When a racist told Black TikToker Gregory Lakhan to “go back to Africa,” he didn’t get mad, he got creative. Lakhan, known as @SirGregolas on TikTok, turned the insult into a satirical challenge: if people really wanted him to move, they could pay for it.
“Alright, folks, you asked and you shall receive, so let’s fing make this s happen,” he announced in a video, leaning into the idea with tongue firmly in cheek.
A New Yorker who posts video essays and music videos, Lakhan set up a $30,000 “relocation” fundraiser, but there was a twist. He launched it on GiveSendGo, a controversial crowdfunding site often used by far-right groups. Earlier this year, the platform came under fire for allowing a Minnesota woman, filmed calling a 5-year-old Black boy the n-word, to raise over $800,000 in donations, much of it from white supremacists and extremists.
Some racists told this brother to go back to Africa and this was how he responded😩 pic.twitter.com/qUZj2Ash6b
— Liii ❤️🖤💚 (@MsLoveLiii) July 22, 2025
Last month, Lakhan posted a video explaining his plan. People who really wanted him “back in Africa” could donate to his GiveSendGo page, cheekily titled, Help Me Return To Africa For Good!
“Don’t just waste your time and energy writing angry comments in my comment section. Actually, do something about it. You can actually make a difference,” he says in the clip, with upbeat music playing.
But here’s the punchline: Lakhan has no plans to leave the U.S. The donations will go toward his film school tuition in New York.
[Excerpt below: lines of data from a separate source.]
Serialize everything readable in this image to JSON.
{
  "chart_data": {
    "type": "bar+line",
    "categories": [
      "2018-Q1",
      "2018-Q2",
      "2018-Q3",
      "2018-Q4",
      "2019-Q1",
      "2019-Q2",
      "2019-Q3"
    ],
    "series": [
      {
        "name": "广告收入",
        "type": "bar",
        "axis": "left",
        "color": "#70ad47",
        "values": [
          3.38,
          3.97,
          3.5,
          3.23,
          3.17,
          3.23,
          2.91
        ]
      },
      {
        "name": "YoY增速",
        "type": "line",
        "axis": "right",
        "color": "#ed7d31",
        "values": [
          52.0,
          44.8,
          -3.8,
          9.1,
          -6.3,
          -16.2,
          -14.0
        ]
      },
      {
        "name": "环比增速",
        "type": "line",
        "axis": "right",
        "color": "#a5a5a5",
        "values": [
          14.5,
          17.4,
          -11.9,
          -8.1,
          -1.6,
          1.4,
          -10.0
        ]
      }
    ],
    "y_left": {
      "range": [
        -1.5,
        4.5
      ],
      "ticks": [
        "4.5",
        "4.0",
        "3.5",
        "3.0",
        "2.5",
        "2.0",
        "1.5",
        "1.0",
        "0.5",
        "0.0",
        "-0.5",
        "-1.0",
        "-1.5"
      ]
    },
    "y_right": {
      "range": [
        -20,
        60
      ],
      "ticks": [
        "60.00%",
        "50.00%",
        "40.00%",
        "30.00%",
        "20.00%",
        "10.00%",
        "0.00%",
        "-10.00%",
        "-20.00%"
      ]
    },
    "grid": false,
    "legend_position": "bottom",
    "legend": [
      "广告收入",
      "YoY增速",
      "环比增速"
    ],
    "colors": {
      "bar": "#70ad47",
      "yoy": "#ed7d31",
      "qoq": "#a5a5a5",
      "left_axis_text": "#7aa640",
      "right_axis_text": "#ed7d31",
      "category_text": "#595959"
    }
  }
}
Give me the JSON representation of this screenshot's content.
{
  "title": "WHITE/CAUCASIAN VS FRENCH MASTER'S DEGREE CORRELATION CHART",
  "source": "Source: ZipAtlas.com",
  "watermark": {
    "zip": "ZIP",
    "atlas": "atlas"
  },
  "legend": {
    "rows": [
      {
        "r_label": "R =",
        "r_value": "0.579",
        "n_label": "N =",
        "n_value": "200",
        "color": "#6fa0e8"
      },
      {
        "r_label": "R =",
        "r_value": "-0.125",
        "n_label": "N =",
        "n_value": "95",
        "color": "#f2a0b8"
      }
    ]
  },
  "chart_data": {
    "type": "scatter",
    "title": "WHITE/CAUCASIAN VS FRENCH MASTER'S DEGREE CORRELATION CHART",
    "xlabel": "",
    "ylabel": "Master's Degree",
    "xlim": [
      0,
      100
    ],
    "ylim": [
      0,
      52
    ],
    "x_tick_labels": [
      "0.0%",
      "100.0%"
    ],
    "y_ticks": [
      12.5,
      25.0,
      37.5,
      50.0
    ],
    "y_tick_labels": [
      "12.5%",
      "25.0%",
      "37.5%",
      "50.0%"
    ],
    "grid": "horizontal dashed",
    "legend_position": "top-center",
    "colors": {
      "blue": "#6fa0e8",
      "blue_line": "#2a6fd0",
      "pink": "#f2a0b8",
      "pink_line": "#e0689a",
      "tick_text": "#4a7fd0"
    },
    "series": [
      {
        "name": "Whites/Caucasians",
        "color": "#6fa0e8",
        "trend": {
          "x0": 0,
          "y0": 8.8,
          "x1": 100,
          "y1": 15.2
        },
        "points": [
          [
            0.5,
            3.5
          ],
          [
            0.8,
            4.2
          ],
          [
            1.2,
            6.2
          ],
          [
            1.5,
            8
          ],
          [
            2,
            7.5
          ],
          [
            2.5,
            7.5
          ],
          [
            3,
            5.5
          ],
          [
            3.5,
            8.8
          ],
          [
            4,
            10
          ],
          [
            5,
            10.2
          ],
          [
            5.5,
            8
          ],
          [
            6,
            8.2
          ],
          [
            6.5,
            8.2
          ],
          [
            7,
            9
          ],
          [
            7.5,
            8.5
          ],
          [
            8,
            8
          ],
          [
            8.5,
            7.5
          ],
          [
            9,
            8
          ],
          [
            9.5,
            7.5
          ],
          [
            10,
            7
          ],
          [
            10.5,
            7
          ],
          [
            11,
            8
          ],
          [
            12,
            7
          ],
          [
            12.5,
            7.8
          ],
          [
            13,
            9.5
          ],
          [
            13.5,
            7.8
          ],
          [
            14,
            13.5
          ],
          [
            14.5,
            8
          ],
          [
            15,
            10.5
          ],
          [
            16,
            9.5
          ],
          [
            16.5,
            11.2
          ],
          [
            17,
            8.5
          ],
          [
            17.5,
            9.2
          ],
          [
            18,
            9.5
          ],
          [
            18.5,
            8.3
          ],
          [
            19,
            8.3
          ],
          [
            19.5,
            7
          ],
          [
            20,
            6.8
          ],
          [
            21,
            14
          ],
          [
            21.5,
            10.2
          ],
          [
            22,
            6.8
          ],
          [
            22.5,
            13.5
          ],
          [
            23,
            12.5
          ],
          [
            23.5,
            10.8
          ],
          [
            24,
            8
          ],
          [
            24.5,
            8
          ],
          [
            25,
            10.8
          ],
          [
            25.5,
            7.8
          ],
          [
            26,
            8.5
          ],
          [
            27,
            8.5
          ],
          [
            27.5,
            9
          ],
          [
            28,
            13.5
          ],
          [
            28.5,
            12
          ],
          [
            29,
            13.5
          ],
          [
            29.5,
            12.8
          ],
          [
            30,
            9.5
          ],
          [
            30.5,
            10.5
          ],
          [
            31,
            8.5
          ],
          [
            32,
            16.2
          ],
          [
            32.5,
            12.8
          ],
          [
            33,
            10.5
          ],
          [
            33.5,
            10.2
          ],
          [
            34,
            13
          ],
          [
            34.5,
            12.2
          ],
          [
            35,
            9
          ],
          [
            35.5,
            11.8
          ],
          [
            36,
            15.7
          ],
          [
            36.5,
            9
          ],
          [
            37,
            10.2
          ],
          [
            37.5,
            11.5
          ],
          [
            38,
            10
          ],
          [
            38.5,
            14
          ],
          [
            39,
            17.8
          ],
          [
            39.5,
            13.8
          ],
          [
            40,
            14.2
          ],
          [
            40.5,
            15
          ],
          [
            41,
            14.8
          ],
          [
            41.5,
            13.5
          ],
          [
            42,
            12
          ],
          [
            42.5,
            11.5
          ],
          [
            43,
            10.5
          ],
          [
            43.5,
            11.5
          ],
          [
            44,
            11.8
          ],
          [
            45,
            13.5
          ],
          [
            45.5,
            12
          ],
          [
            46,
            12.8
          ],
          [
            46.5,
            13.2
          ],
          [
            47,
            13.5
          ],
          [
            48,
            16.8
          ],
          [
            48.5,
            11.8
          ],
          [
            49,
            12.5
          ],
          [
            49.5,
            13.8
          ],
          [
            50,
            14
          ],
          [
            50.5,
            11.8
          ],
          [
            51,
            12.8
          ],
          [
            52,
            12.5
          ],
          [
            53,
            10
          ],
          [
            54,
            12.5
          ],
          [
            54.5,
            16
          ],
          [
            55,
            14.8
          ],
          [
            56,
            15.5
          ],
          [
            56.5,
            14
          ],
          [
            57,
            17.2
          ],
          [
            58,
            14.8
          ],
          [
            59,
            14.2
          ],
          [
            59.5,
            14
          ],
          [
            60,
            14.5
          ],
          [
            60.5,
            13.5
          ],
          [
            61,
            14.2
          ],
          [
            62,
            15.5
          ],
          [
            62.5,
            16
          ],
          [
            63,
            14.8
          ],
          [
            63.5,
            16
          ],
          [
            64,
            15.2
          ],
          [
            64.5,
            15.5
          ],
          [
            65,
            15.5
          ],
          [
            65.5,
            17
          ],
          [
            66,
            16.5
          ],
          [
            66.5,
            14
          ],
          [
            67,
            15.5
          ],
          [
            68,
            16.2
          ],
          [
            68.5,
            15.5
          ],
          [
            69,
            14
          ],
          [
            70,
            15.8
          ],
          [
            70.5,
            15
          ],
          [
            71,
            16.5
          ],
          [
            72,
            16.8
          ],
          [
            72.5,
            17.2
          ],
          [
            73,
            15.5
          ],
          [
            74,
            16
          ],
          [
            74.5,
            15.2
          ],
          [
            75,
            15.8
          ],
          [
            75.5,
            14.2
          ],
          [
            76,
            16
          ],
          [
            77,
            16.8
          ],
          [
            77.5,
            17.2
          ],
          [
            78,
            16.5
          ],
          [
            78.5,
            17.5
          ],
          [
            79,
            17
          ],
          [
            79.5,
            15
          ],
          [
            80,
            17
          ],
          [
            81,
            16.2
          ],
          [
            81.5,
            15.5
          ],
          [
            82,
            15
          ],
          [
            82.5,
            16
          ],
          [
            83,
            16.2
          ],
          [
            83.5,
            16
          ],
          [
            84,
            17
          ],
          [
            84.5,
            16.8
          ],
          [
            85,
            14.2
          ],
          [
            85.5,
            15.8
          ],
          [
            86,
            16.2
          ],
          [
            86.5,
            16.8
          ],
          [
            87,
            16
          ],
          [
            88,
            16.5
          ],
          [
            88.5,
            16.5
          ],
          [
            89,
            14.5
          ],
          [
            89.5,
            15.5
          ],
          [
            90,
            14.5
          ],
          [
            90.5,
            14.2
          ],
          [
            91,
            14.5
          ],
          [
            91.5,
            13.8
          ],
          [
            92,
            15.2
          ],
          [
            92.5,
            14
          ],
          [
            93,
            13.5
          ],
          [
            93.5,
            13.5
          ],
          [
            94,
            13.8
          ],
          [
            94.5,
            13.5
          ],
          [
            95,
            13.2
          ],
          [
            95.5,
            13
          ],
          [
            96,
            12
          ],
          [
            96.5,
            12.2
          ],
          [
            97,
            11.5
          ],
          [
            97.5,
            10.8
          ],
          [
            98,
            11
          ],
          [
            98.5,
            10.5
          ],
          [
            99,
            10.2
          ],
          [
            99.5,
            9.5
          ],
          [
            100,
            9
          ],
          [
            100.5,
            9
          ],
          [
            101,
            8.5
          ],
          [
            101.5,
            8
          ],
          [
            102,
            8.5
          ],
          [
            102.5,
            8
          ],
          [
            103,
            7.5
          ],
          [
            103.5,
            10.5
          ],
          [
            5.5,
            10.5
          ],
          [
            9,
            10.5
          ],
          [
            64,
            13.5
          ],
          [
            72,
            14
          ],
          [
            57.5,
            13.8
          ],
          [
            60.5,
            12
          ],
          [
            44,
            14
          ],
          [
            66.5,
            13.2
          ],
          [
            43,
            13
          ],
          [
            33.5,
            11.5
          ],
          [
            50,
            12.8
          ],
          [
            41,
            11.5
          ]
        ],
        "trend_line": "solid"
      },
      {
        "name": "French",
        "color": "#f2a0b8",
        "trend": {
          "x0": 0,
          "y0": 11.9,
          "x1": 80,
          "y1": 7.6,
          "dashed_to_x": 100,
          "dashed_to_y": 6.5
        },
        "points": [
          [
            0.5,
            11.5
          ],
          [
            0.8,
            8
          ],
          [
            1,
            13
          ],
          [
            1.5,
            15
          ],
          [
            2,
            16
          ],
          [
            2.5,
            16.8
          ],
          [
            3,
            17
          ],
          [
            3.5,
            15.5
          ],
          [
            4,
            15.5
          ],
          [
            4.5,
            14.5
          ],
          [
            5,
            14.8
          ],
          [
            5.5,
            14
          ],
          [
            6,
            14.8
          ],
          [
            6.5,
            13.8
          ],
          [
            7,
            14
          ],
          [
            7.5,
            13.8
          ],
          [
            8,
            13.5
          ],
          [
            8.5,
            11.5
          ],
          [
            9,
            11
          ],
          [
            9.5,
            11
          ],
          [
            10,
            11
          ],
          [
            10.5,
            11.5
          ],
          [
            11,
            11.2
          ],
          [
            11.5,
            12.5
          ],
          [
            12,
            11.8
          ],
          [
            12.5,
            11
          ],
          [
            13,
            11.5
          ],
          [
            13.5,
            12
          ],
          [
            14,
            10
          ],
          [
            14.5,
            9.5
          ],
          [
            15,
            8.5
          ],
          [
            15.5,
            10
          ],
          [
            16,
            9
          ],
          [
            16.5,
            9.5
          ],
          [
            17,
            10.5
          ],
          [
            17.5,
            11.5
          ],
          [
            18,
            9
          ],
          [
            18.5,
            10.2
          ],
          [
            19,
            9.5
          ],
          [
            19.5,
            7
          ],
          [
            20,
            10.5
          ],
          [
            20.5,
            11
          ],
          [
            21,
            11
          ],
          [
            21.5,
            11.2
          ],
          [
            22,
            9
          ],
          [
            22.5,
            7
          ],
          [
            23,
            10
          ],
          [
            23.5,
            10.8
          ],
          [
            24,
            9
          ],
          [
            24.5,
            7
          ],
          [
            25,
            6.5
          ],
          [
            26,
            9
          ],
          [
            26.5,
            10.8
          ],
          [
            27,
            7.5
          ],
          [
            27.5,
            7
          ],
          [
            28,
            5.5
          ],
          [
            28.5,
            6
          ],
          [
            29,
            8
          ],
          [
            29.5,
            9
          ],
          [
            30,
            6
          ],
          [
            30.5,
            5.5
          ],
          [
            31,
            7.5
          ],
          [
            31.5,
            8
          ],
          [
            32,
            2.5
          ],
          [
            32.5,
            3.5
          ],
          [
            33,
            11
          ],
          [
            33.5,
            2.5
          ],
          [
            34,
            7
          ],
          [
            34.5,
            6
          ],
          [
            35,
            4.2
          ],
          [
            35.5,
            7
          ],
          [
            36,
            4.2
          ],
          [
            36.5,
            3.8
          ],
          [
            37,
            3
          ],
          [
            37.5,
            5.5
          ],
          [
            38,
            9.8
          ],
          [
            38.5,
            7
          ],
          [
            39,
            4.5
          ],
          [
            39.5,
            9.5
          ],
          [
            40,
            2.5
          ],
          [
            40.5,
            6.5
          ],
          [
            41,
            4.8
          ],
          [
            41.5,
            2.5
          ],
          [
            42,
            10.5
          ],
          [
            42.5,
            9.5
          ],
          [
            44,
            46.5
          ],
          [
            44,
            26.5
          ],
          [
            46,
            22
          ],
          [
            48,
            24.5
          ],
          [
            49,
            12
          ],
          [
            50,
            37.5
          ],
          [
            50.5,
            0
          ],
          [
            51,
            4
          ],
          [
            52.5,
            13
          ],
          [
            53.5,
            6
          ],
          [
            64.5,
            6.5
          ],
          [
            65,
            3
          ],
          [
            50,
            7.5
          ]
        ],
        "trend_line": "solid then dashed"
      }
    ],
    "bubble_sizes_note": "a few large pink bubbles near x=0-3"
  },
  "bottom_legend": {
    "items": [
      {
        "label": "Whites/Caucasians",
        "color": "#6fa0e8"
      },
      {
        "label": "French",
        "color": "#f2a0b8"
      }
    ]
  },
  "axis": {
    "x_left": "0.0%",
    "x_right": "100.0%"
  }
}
On the fundraising page, he explains: he “jokingly dared bigots to fund my hypothetical one-way ticket out of America. The internet exploded, but shocker, the ‘send her back’ crowd wouldn’t put a single dollar behind their nonsense.”
Instead, he’s “converting their wasted energy into something useful: my Film MFA in NYC. With your help, I’ll turn their trolling into tuition—and their hate into art.”
The response was huge. It got eight million views on TikTok and waves of praise from viewers. “Sometimes it’s not about what racism does TO you, but what racism can do FOR you,” one person wrote. “This is God level sarcasm. Respect!!!” said another. A third comment read, “This was a master class in marketing.”
While Lakhan’s “move to Africa” isn’t real, the idea of returning to the continent is more than a joke for some. In 2019, Ghana’s president, Nana Akufo-Addo, launched the “Year of the Return” to mark 400 years since the first enslaved Africans were brought to English North America. That year, he granted citizenship to more than 100 African-Americans and Afro-Caribbeans in a special homecoming ceremony.
That energy is pure gold, turning hate into something legendary.
— efe 🕊️ (@efe206925896290) July 23, 2025
Since then, Akufo-Addo has urged global leaders to create a Global Reparation Fund for descendants of enslaved people. Around 1,500 Black Americans have moved to Ghana since 2019, and last year alone, more than 500, mostly Black Americans, were granted citizenship.
Other African nations have also opened their doors to African Americans, with some even offering citizenship based on ancestry. Liberia’s history runs even deeper. It was founded in the early 1800s as a settlement for free and formerly enslaved Black people from the U.S., becoming an independent nation in 1847.